Mountain Delights Page 2
What the fuck?
I sighed, let it out. Okay, so she wasn’t a hooker. She was worse. His woman? What the hell did that mean exactly? Girlfriend? Friend with benefit? Fiancée?
I was surprisingly disappointed. I’d wanted this woman, wanted to fuck her as that was what she’d said she was here for, to find out what made her hot so her mind would go blank, so that brazenness would be spanked out of her, softened to just whimpers and moans. She’d be putty in my hands.
I told my dick to stand down.
Lucas had told me he’d met someone, that she was incredible, that what they had was special. I could see it. They looked good together. I could see the heat and chemistry between them from where I stood on the porch.
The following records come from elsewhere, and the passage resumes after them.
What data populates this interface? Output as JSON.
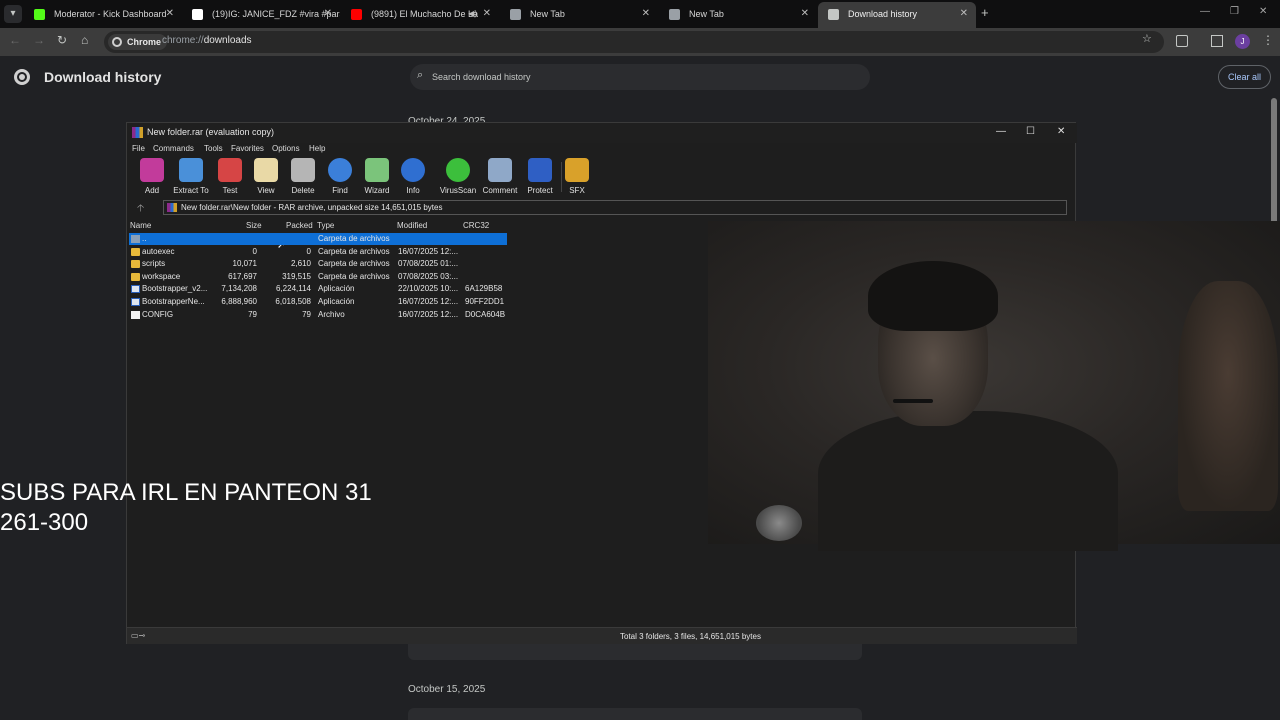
{
  "tabs": [
    {
      "title": "Moderator - Kick Dashboard",
      "color": "#53fc18"
    },
    {
      "title": "(19)IG: JANICE_FDZ #vira #para",
      "color": "#ffffff"
    },
    {
      "title": "(9891) El Muchacho De La",
      "color": "#ff0000"
    },
    {
      "title": "New Tab",
      "color": "#9aa0a6"
    },
    {
      "title": "New Tab",
      "color": "#9aa0a6"
    },
    {
      "title": "Download history",
      "color": "#c4c7c5"
    }
  ],
  "omnibox": {
    "chip": "Chrome",
    "scheme": "chrome://",
    "path": "downloads"
  },
  "downloads": {
    "title": "Download history",
    "search_placeholder": "Search download history",
    "clear_all": "Clear all",
    "date_top": "October 24, 2025",
    "date_bottom": "October 15, 2025"
  },
  "winrar": {
    "title": "New folder.rar (evaluation copy)",
    "menu": [
      "File",
      "Commands",
      "Tools",
      "Favorites",
      "Options",
      "Help"
    ],
    "tools": [
      {
        "label": "Add",
        "icon": "add-archive-icon",
        "color": "#c23b9b"
      },
      {
        "label": "Extract To",
        "icon": "extract-folder-icon",
        "color": "#4a90d9"
      },
      {
        "label": "Test",
        "icon": "test-clipboard-icon",
        "color": "#d64545"
      },
      {
        "label": "View",
        "icon": "view-book-icon",
        "color": "#e9d9a6"
      },
      {
        "label": "Delete",
        "icon": "delete-trash-icon",
        "color": "#b5b5b5"
      },
      {
        "label": "Find",
        "icon": "find-magnifier-icon",
        "color": "#3b7fd9"
      },
      {
        "label": "Wizard",
        "icon": "wizard-wand-icon",
        "color": "#7bc47b"
      },
      {
        "label": "Info",
        "icon": "info-icon",
        "color": "#2f6fd1"
      },
      {
        "label": "VirusScan",
        "icon": "virusscan-icon",
        "color": "#3cbf3c"
      },
      {
        "label": "Comment",
        "icon": "comment-icon",
        "color": "#8fa8c8"
      },
      {
        "label": "Protect",
        "icon": "protect-shield-icon",
        "color": "#2f5fc4"
      },
      {
        "label": "SFX",
        "icon": "sfx-icon",
        "color": "#d9a12a"
      }
    ],
    "path": "New folder.rar\\New folder - RAR archive, unpacked size 14,651,015 bytes",
    "columns": [
      "Name",
      "Size",
      "Packed",
      "Type",
      "Modified",
      "CRC32"
    ],
    "rows": [
      {
        "name": "..",
        "size": "",
        "packed": "",
        "type": "Carpeta de archivos",
        "modified": "",
        "crc": "",
        "kind": "up"
      },
      {
        "name": "autoexec",
        "size": "0",
        "packed": "0",
        "type": "Carpeta de archivos",
        "modified": "16/07/2025 12:...",
        "crc": "",
        "kind": "folder"
      },
      {
        "name": "scripts",
        "size": "10,071",
        "packed": "2,610",
        "type": "Carpeta de archivos",
        "modified": "07/08/2025 01:...",
        "crc": "",
        "kind": "folder"
      },
      {
        "name": "workspace",
        "size": "617,697",
        "packed": "319,515",
        "type": "Carpeta de archivos",
        "modified": "07/08/2025 03:...",
        "crc": "",
        "kind": "folder"
      },
      {
        "name": "Bootstrapper_v2...",
        "size": "7,134,208",
        "packed": "6,224,114",
        "type": "Aplicación",
        "modified": "22/10/2025 10:...",
        "crc": "6A129B58",
        "kind": "app"
      },
      {
        "name": "BootstrapperNe...",
        "size": "6,888,960",
        "packed": "6,018,508",
        "type": "Aplicación",
        "modified": "16/07/2025 12:...",
        "crc": "90FF2DD1",
        "kind": "app"
      },
      {
        "name": "CONFIG",
        "size": "79",
        "packed": "79",
        "type": "Archivo",
        "modified": "16/07/2025 12:...",
        "crc": "D0CA604B",
        "kind": "file"
      }
    ],
    "status": "Total 3 folders, 3 files, 14,651,015 bytes"
  },
  "overlay": {
    "line1": "SUBS PARA IRL EN PANTEON 31",
    "line2": "261-300"
  }
}
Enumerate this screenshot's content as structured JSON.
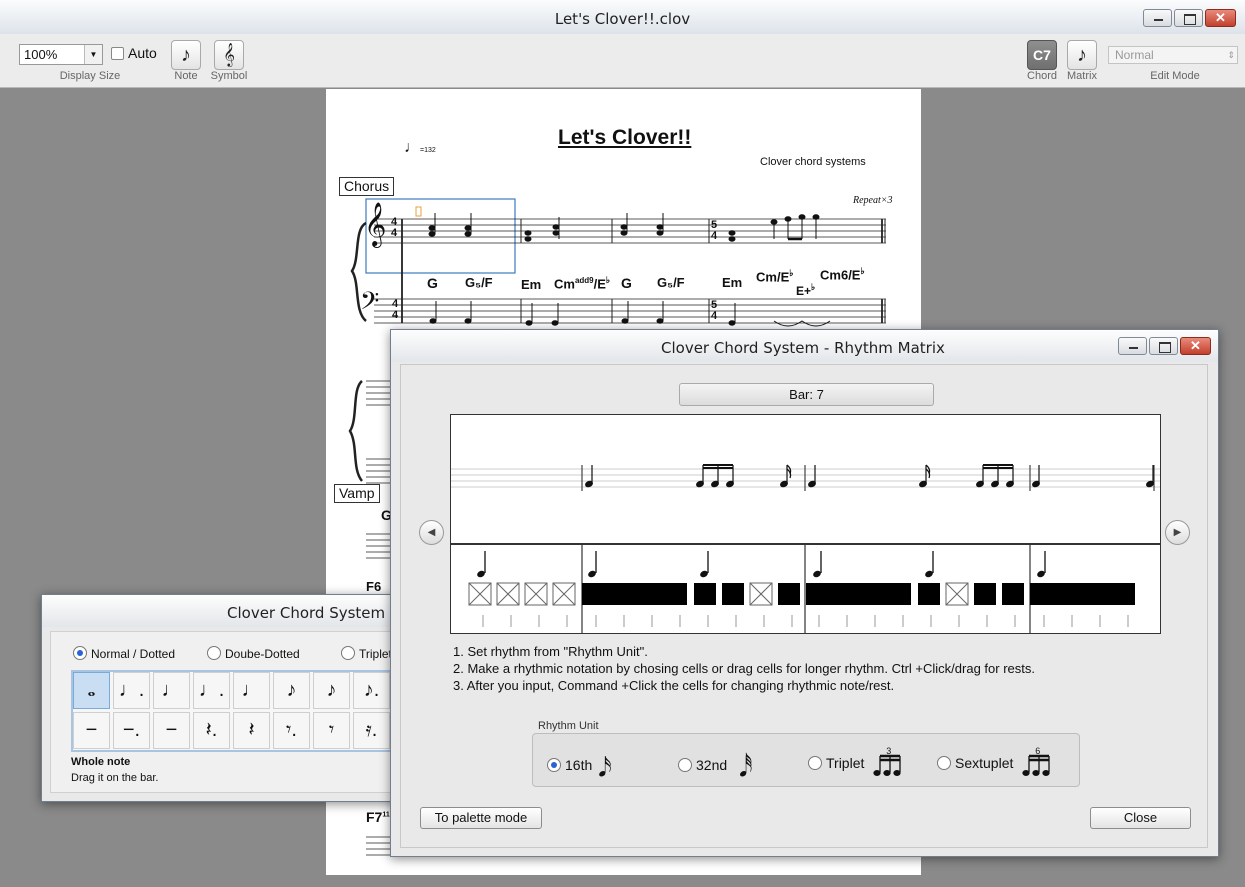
{
  "main_window": {
    "title": "Let's Clover!!.clov",
    "toolbar": {
      "zoom_value": "100%",
      "auto_label": "Auto",
      "display_size_label": "Display Size",
      "note_label": "Note",
      "symbol_label": "Symbol",
      "chord_button": "C7",
      "chord_label": "Chord",
      "matrix_label": "Matrix",
      "edit_mode_value": "Normal",
      "edit_mode_label": "Edit Mode"
    }
  },
  "score": {
    "title": "Let's Clover!!",
    "tempo": "=132",
    "composer": "Clover chord systems",
    "section_chorus": "Chorus",
    "section_vamp": "Vamp",
    "repeat_mark": "Repeat×3",
    "time_sig_1": "4",
    "time_sig_2": "5",
    "chords": [
      "G",
      "G₅/F",
      "Em",
      "Cm",
      "add9",
      "/E",
      "♭",
      "G",
      "G₅/F",
      "Em",
      "Cm",
      "/E",
      "♭",
      "E+",
      "♭",
      "Cm6",
      "/E",
      "♭"
    ],
    "vamp_chord": "G",
    "lower_chord_1": "F6",
    "lower_chord_2": "F7",
    "lower_chord_2_sup": "11 9"
  },
  "palette_window": {
    "title": "Clover Chord System - Palette",
    "options": [
      "Normal / Dotted",
      "Doube-Dotted",
      "Triplet"
    ],
    "notes": [
      "𝅝",
      "♩.",
      "♩",
      "♩.",
      "♩",
      "♪",
      "♪",
      "♪."
    ],
    "rests": [
      "−",
      "−.",
      "−",
      "𝄽.",
      "𝄽",
      "𝄾.",
      "𝄾",
      "𝄿."
    ],
    "selected_name": "Whole note",
    "hint": "Drag it on the bar."
  },
  "matrix_window": {
    "title": "Clover Chord System -  Rhythm Matrix",
    "bar_label": "Bar:  7",
    "instructions": [
      "1. Set rhythm from \"Rhythm Unit\".",
      "2. Make a rhythmic notation by chosing cells or drag cells for longer rhythm. Ctrl +Click/drag for rests.",
      "3.  After you input, Command +Click the cells for changing rhythmic note/rest."
    ],
    "rhythm_unit_label": "Rhythm Unit",
    "units": [
      {
        "label": "16th",
        "selected": true
      },
      {
        "label": "32nd",
        "selected": false
      },
      {
        "label": "Triplet",
        "selected": false,
        "tuplet": "3"
      },
      {
        "label": "Sextuplet",
        "selected": false,
        "tuplet": "6"
      }
    ],
    "palette_mode_button": "To palette mode",
    "close_button": "Close"
  }
}
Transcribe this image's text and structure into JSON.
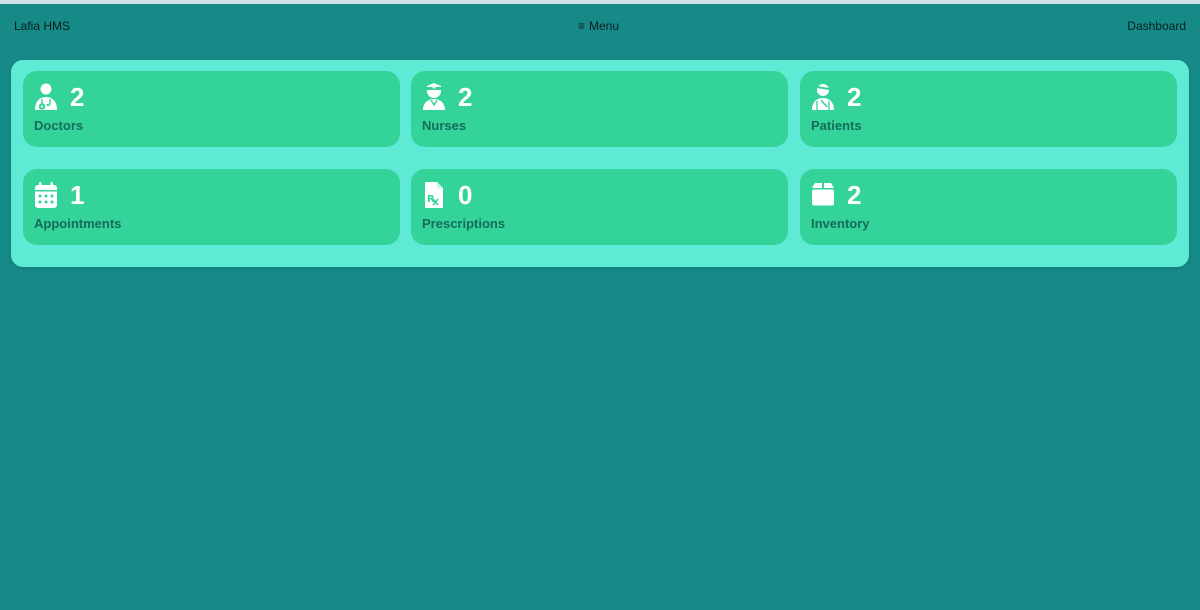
{
  "navbar": {
    "brand": "Lafia HMS",
    "menu_glyph": "≡",
    "menu_label": "Menu",
    "dashboard_label": "Dashboard"
  },
  "cards": [
    {
      "label": "Doctors",
      "count": "2",
      "icon": "doctor-icon"
    },
    {
      "label": "Nurses",
      "count": "2",
      "icon": "nurse-icon"
    },
    {
      "label": "Patients",
      "count": "2",
      "icon": "patient-icon"
    },
    {
      "label": "Appointments",
      "count": "1",
      "icon": "calendar-icon"
    },
    {
      "label": "Prescriptions",
      "count": "0",
      "icon": "prescription-icon"
    },
    {
      "label": "Inventory",
      "count": "2",
      "icon": "box-icon"
    }
  ],
  "colors": {
    "background": "#168a87",
    "panel": "#5eead4",
    "card": "#34d399",
    "card_label": "#166b5a",
    "count_text": "#ffffff"
  }
}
Even though she belonged to my friend, I could see being with her, too. She hit every one of my hot buttons, and a few I didn’t know I had, and I didn’t even know her fucking name.
She wasn’t so short I’d have to bend myself in half to kiss her. And I’d be able to suck on her nipples while my dick was deep inside her. But not if she belonged to Lucas.
“Your woman wants me to fuck her. Did she tell you that?”
Yeah, I was a fucking tattletale, but if she was coming on to me, hard, then she wasn’t the woman for him and he needed to know that. Bros before hos, although she wasn’t a ho.
Lucas didn’t freak, only grinned. And his woman? She didn’t flinch or cower or even look guilty for propositioning her man’s best friend. Her cheeks may have gone pink, but it could have been from the cool air.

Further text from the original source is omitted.